やすやす靱物語

魚市場編

摂州大坂全図

 天保年間(1831〜45)の地図。


靱の歴史

 船場に居た塩干魚商らも船からの荷下ろしの便の悪さについては同様であった。それで、津村葭島へ移り、靱の海産物問屋街として発展してきた。この地域は、東は西横堀川・南は阿波堀川・北は京町堀川・西は百間堀川に囲まれた狭い島であった。
 大坂では平野郷などで綿花栽培が盛んであったので、肥料として干鰯(ほしか)の需要が旺盛であったので、これも靱の問屋で扱うようになった。他に、塩魚・鰹節・昆布等を扱った。


 靱地域魚市場略史


 元和八年(1622)津村葭島の開発に乗り出し、移転。新靱町、新天満町、海部堀町の三町を形成。


 寛永元年(1624)、新堀開削を願い出て、海部堀川を開く。堀止を永代堀と呼ぶのは、幕府から永代使用許可を受けたからである。堀の川底にも石畳を敷き、堀の両側も石垣で固めた見事な川岸であった。明治維新後も地画を永代使用の許可を得ている。

楠永神社の永代浜の碑と海産物問屋の碑
 

靱市場 永代浜 摂津名所図絵

  上の橋を渡って左側に住吉神社と楠木があった。楠木は空襲で真っ黒に焼けてしまったが、それが幸いして進駐軍の伐れと命令に堅くてきれないので、そのまま残された。根が生きていたので、若木として蘇った。

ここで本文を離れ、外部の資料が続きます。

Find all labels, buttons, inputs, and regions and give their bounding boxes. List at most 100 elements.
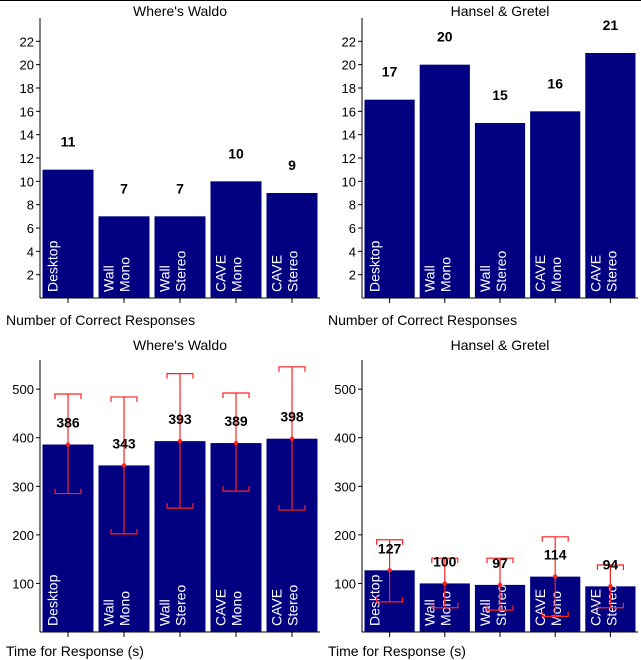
error-cap-low <box>222 486 250 492</box>
category-label: CAVE <box>532 255 548 292</box>
value-label: 94 <box>603 556 619 572</box>
y-tick-label: 100 <box>12 576 34 591</box>
category-label: Stereo <box>285 585 301 626</box>
category-label: Stereo <box>493 251 509 292</box>
y-tick-label: 400 <box>334 431 356 446</box>
y-tick-label: 12 <box>342 151 356 166</box>
value-label: 17 <box>382 64 398 80</box>
y-tick-label: 22 <box>342 34 356 49</box>
value-label: 127 <box>378 540 402 556</box>
error-cap-low <box>541 611 569 618</box>
category-label: Wall <box>477 599 493 626</box>
y-tick-label: 20 <box>342 58 356 73</box>
category-label: Mono <box>548 257 564 292</box>
category-label: Desktop <box>367 240 383 292</box>
error-cap-high <box>541 536 569 542</box>
value-label: 20 <box>437 29 453 45</box>
bar <box>530 111 581 298</box>
category-label: Desktop <box>45 574 61 626</box>
error-cap-high <box>54 393 82 399</box>
panel-title: Where's Waldo <box>133 3 227 19</box>
value-label: 7 <box>176 180 184 196</box>
error-cap-high <box>278 366 306 372</box>
y-tick-label: 4 <box>349 244 356 259</box>
category-label: Stereo <box>173 251 189 292</box>
value-label: 7 <box>120 180 128 196</box>
error-cap-low <box>166 503 194 509</box>
error-cap-low <box>486 605 514 611</box>
mean-marker <box>289 436 295 441</box>
y-tick-label: 2 <box>349 268 356 283</box>
category-label: Mono <box>548 591 564 626</box>
category-label: Wall <box>477 265 493 292</box>
value-label: 15 <box>492 87 508 103</box>
x-axis-label: Time for Response (s) <box>6 643 144 659</box>
top-border-line <box>0 0 641 1</box>
bar <box>266 193 318 298</box>
y-tick-label: 300 <box>12 479 34 494</box>
y-tick-label: 300 <box>334 479 356 494</box>
value-label: 9 <box>288 157 296 173</box>
value-label: 11 <box>61 134 76 150</box>
category-label: Stereo <box>603 585 619 626</box>
value-label: 393 <box>168 411 192 427</box>
category-label: Mono <box>117 257 133 292</box>
y-tick-label: 14 <box>20 128 34 143</box>
y-tick-label: 4 <box>27 244 34 259</box>
y-tick-label: 500 <box>12 382 34 397</box>
y-tick-label: 20 <box>20 58 34 73</box>
value-label: 386 <box>56 415 80 431</box>
error-cap-low <box>54 488 82 495</box>
value-label: 343 <box>112 435 136 451</box>
category-label: Stereo <box>603 251 619 292</box>
category-label: Mono <box>117 591 133 626</box>
error-cap-low <box>376 596 404 603</box>
category-label: Wall <box>101 599 117 626</box>
category-label: CAVE <box>587 589 603 626</box>
error-cap-high <box>486 557 514 564</box>
bar <box>585 53 636 298</box>
y-tick-label: 200 <box>334 528 356 543</box>
panel-title: Hansel & Gretel <box>451 337 550 353</box>
mean-marker <box>233 440 239 446</box>
value-label: 114 <box>544 547 567 563</box>
y-tick-label: 16 <box>20 104 34 119</box>
x-axis-label: Number of Correct Responses <box>6 312 195 328</box>
error-cap-low <box>110 528 138 535</box>
error-cap-high <box>376 539 404 545</box>
y-tick-label: 16 <box>342 104 356 119</box>
mean-marker <box>387 568 392 573</box>
category-label: Desktop <box>45 240 61 292</box>
category-label: Mono <box>229 257 245 292</box>
category-label: Stereo <box>173 585 189 626</box>
value-label: 16 <box>547 75 563 91</box>
category-label: Mono <box>438 591 454 626</box>
category-label: Stereo <box>285 251 301 292</box>
category-label: CAVE <box>269 589 285 626</box>
value-label: 100 <box>433 553 457 569</box>
value-label: 21 <box>603 17 619 33</box>
category-label: CAVE <box>269 255 285 292</box>
y-tick-label: 12 <box>20 151 34 166</box>
mean-marker <box>497 582 503 588</box>
error-cap-low <box>278 505 306 511</box>
category-label: Wall <box>157 265 173 292</box>
error-cap-low <box>596 602 624 609</box>
category-label: Mono <box>229 591 245 626</box>
error-cap-high <box>596 564 624 570</box>
error-cap-high <box>431 557 459 564</box>
y-tick-label: 8 <box>27 198 34 213</box>
y-tick-label: 100 <box>334 576 356 591</box>
mean-marker <box>177 438 183 444</box>
value-label: 389 <box>224 413 248 429</box>
y-tick-label: 400 <box>12 431 34 446</box>
x-axis-label: Time for Response (s) <box>328 643 466 659</box>
error-cap-low <box>431 602 459 609</box>
bar <box>419 64 470 299</box>
y-tick-label: 22 <box>20 34 34 49</box>
panel-title: Where's Waldo <box>133 337 227 353</box>
mean-marker <box>65 442 71 447</box>
category-label: Wall <box>157 599 173 626</box>
error-cap-high <box>166 373 194 379</box>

 明治四二年(1909)住吉神社は港区の住吉神社へ合祀。

楠永神社の御神木     

港住吉神社の境内の碑

靱住吉神社の造り人形 『西区むかしの物語』から

 住吉神社の人形祭りは大阪の夏の風物誌であった。各町内一箇所ずつ、舞台を仮設して、塩干魚で作った人形を奉納した。人形の衣装の材料は全て塩干魚類であり、それに干エビやゴマメなどで絵付けされており、さらに海藻類やスルメでいろいろと飾り付けで、その年の人気のあった芝居や小説の主人公などの等身大の人形に仕立てて見物人を楽しませていた。ところが材料が材料だけに、特有の臭気が漂う中に、多くの蠅が集まってきて、ものすごいことになっていた。見物人はそれぞれ、団扇を持って蠅を追い払いながら練り歩いたと言う。
 写真は楠公父子の別れの場。


 元和八年(1622)津村葭島の開発に乗り出し、移転。新靱町、新天満町、海部堀町の三町を形成。

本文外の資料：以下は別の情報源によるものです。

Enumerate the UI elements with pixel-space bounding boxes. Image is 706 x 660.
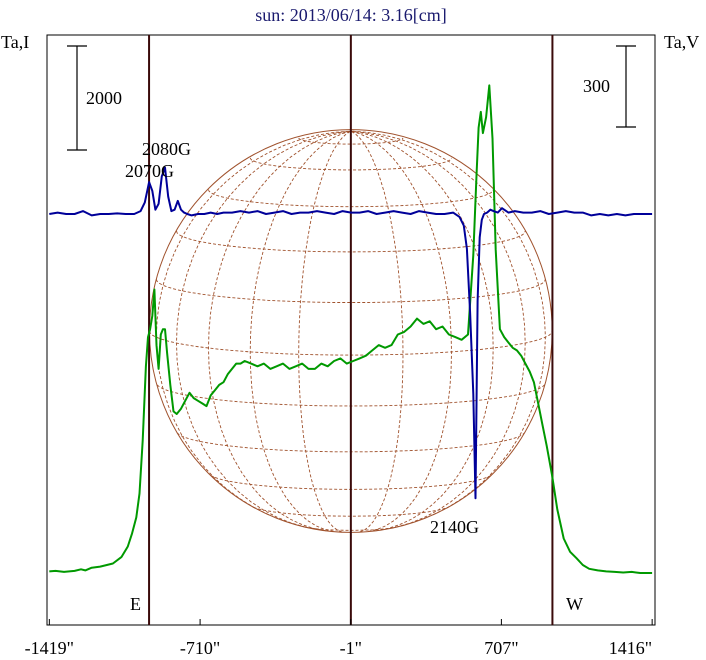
left-scale-label: 2000: [86, 88, 122, 108]
disk-longitude-line: [350, 130, 452, 532]
annotation-2080g: 2080G: [142, 139, 191, 159]
disk-longitude-line: [176, 130, 351, 528]
right-axis-label: Ta,V: [664, 32, 699, 52]
right-scale-bar: 300: [583, 45, 636, 128]
x-tick-label: 707": [484, 638, 518, 658]
left-scale-bar: 2000: [67, 45, 122, 151]
disk-longitude-line: [155, 130, 351, 516]
west-limb-label: W: [566, 594, 583, 614]
series-line-ta-i: [49, 84, 653, 574]
disk-longitude-line: [249, 130, 352, 532]
series-line-ta-v: [49, 166, 653, 500]
disk-longitude-line: [298, 130, 352, 533]
annotation-2070g: 2070G: [125, 161, 174, 181]
annotation-2140g: 2140G: [430, 517, 479, 537]
x-tick-label: 1416": [609, 638, 652, 658]
disk-longitude-line: [350, 130, 546, 516]
x-tick-label: -710": [180, 638, 220, 658]
disk-latitude-line: [253, 506, 449, 517]
disk-longitude-line: [208, 130, 351, 532]
right-scale-label: 300: [583, 76, 610, 96]
east-limb-label: E: [130, 594, 141, 614]
disk-longitude-line: [350, 130, 494, 532]
disk-longitude-line: [350, 130, 526, 528]
data-series: [49, 84, 653, 574]
x-axis-ticks: -1419" -710" -1" 707" 1416": [25, 619, 653, 658]
left-axis-label: Ta,I: [1, 32, 29, 52]
x-tick-label: -1419": [25, 638, 74, 658]
disk-longitude-line: [350, 130, 404, 533]
chart-title: sun: 2013/06/14: 3.16[cm]: [255, 5, 447, 25]
x-tick-label: -1": [340, 638, 362, 658]
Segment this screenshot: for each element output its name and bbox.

 元和八年、塩魚商人である淀屋庵と鳥羽屋善七の両名が代表となり、津村の葭島の開発を企て、時の町奉行嶋田越前守、久貝因幡守へ願い出て、許可を得た。その結果、旧地より一同新開地に移住し、三町が造成された。淀屋庵は、中之島の開発者淀屋常安の子で、十三町(中央区大川町)住み、玄庵とも称した。
 かくして靱の開発が行われたが、三町は海上よりの荷物の扱いには不便な点があった。そこで寛永五年(1624)再び町奉行所に願い出て、三町の間に運河を開く許可を得た。この川は南の阿波座堀川より起こり、海部堀町の東側で直角に曲がり、西へ流れて百間堀川に入るものであった。屈折点を永代浜とよび、塩魚荷物の荷に揚場とするものであった。

 運河の曲がり角を永代浜と呼んだ。全国から塩干魚・干鰯の荷が永代浜に陸揚げされるようになった。
 時がたつに連れて、塩干魚・干鰯を扱う業者が増えて、三町から隣接町へと広がっていった。

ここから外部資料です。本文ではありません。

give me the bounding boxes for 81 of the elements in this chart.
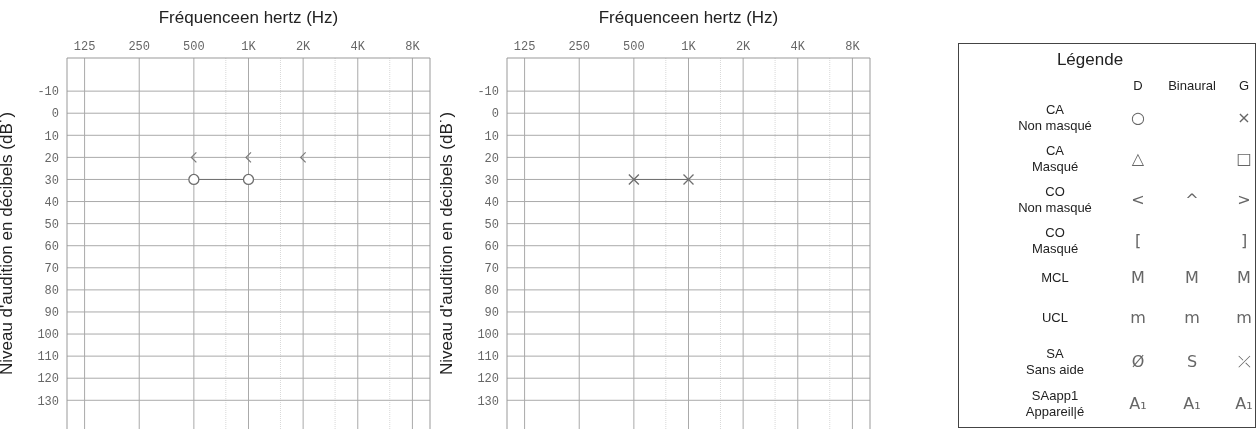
text: [ <box>1133 231 1143 251</box>
y-tick-label: 40 <box>44 195 59 210</box>
text: < <box>1130 190 1146 210</box>
x-tick-label: 500 <box>183 40 205 54</box>
y-tick-label: -10 <box>37 85 59 100</box>
y-tick-label: 130 <box>477 394 499 409</box>
text: MCL <box>1040 270 1070 286</box>
y-tick-label: 60 <box>484 239 499 254</box>
text: A₁ <box>1182 394 1202 414</box>
y-tick-label: 90 <box>44 306 59 321</box>
text: □ <box>1235 149 1253 169</box>
y-tick-label: 70 <box>44 262 59 277</box>
x-tick-label: 500 <box>623 40 645 54</box>
y-tick-label: 130 <box>37 394 59 409</box>
y-tick-label: 100 <box>37 328 59 343</box>
text: SA Sans aide <box>1025 346 1085 378</box>
text: m <box>1235 308 1253 328</box>
y-tick-label: 110 <box>477 350 499 365</box>
text: M <box>1130 268 1146 288</box>
y-tick-label: 60 <box>44 239 59 254</box>
text: m <box>1183 308 1201 328</box>
y-tick-label: 120 <box>37 372 59 387</box>
y-tick-label: 110 <box>37 350 59 365</box>
y-tick-label: 80 <box>44 284 59 299</box>
x-tick-label: 1K <box>241 40 257 54</box>
y-tick-label: 40 <box>484 195 499 210</box>
y-tick-label: 0 <box>51 107 59 122</box>
text: D <box>1133 78 1143 93</box>
x-tick-label: 125 <box>513 40 536 54</box>
text: ○ <box>1130 108 1146 128</box>
x-tick-label: 4K <box>790 40 806 54</box>
text: CO Non masqué <box>1017 184 1093 216</box>
y-tick-label: 50 <box>44 217 59 232</box>
chart-title: Fréquenceen hertz (Hz) <box>157 8 340 28</box>
text: Ø <box>1130 352 1146 372</box>
text: M <box>1236 268 1252 288</box>
text: ^ <box>1184 190 1200 210</box>
x-tick-label: 125 <box>73 40 96 54</box>
text: M <box>1184 268 1200 288</box>
y-tick-label: 100 <box>477 328 499 343</box>
text: UCL <box>1041 310 1069 326</box>
y-tick-label: 90 <box>484 306 499 321</box>
text: A₁ <box>1128 394 1148 414</box>
y-tick-label: -10 <box>477 85 499 100</box>
chart-title: Fréquenceen hertz (Hz) <box>597 8 780 28</box>
x-tick-label: 1K <box>681 40 697 54</box>
text: Binaural <box>1167 78 1217 93</box>
y-tick-label: 10 <box>484 129 499 144</box>
y-tick-label: 30 <box>484 173 499 188</box>
y-tick-label: 30 <box>44 173 59 188</box>
y-tick-label: 120 <box>477 372 499 387</box>
text: G <box>1238 78 1250 93</box>
text: △ <box>1130 149 1146 169</box>
y-tick-label: 20 <box>484 151 499 166</box>
y-tick-label: 20 <box>44 151 59 166</box>
text: CA Non masqué <box>1017 102 1093 134</box>
text: SAapp1 Appareil|é <box>1024 388 1086 420</box>
y-tick-label: 0 <box>491 107 499 122</box>
y-axis-title: Niveau d'audition en décibels (dB˙) <box>437 111 457 376</box>
text: m <box>1129 308 1147 328</box>
text: S <box>1185 352 1199 372</box>
x-tick-label: 4K <box>350 40 366 54</box>
x-tick-label: 2K <box>295 40 312 54</box>
x-tick-label: 8K <box>845 40 861 54</box>
y-tick-label: 50 <box>484 217 499 232</box>
text: CO Masqué <box>1030 225 1080 257</box>
text: × <box>1236 108 1252 128</box>
y-tick-label: 70 <box>484 262 499 277</box>
text: ⤫ <box>1236 352 1252 372</box>
text: A₁ <box>1234 394 1254 414</box>
text: Légende <box>1055 50 1125 70</box>
x-tick-label: 8K <box>405 40 421 54</box>
x-tick-label: 2K <box>735 40 752 54</box>
y-tick-label: 10 <box>44 129 59 144</box>
y-axis-title: Niveau d'audition en décibels (dB˙) <box>0 111 17 376</box>
x-tick-label: 250 <box>568 40 591 54</box>
text: > <box>1236 190 1252 210</box>
x-tick-label: 250 <box>128 40 151 54</box>
y-tick-label: 80 <box>484 284 499 299</box>
text: ] <box>1239 231 1249 251</box>
text: CA Masqué <box>1030 143 1080 175</box>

 一方、享保年間(1715〜) 海部掘川沿いの材木商は立売掘や西横掘方面に移転していった。その後を襲った塩魚商は水運の便もあって、多いに栄えたが、靱開発当初からの塩魚問屋は営業面ではおされぎみであった。さらに、新天満・新靱両町の「由緒」を持ちたいと願うようになり、二町には、新参者として反対する者も多かったが、この三町以外でも新たに問屋業を開く者もあり、三町同時に開発されたものとして、結合して相たすけ、三町問屋のブランドを共有した。


 
  前述のように元和八年(1622)靱の塩干魚商は敬三町を開発して営業をはじめ、当初は新靱町・新天満町の両町に店を開き、海部掘川町には主として材木商人が居住していた。しかし同町はさきの両町に接しているのみならず、塩魚を積み登る小船が海部掘川を遡って着船する便利な土地であるため、塩魚問屋や仲買店でここで開業する者が次第に増加し、享保年間(1716〜35)の頃には、材木商は立売掘や西横掘方面に移転して、遂に全町すべてが塩魚店となったばかりでなく、隣町の敷屋町にも進出する繁栄振りであった。
 海部掘川町の塩魚商は、舟運に恵まれた場所であるため大いに栄えたが、新天満・新靱両町の問屋は、靱閲発当初よりの塩魚問屋であるとの誇りを持ち、海部掘川町の問屋を目して「浜問屋」と軽視したが、営業上では却って浜問屋に圧迫される有様であった。このため延享年問(1744〜47)に至って、新靱町・新天満町の問屋が、古来よりの由緒をもって町奉行に年頭八朔の祝詞を上ることを許されたさいに、海部堀川町の問屋もこれに加入し、共々町奉行に祝詞を上る資格を得たいとした。しかし両町問屋中には両町塩魚問屋の由緒と営業に割込むものとして反対するものが多かったが、三町は同時に開発されたものであり、かつ浜問屋開業以後相当年数も経ち、浦々へ対しての仕入銀も多く、かつ近年他所浜々にて新に問屋業を開く者すらあるとのことで、三町が結合し相助けるべきであるとして、三町問屋の名を用いることとなった。当時の営業には、ただ実力だけでなく、飽く迄も「由緒」や「仕来り」あるは「分」が尊重され、仲間全体の諒解が必要で、すでに営業上でも有利な立場にあった海部掘川町も両町の問屋に対し、将来両町の意に従うことを約し、我意を主張せずとの誓約を入れて、漸く加入を許された。
 当時の塩魚問屋の規約中、もっとも古いものとして、元文二年(1737)の「三町問屋商法につき定書」があるが、当時の商慣習や中貫の関係をみる事例として、『大阪商業史資料』に掲載されている。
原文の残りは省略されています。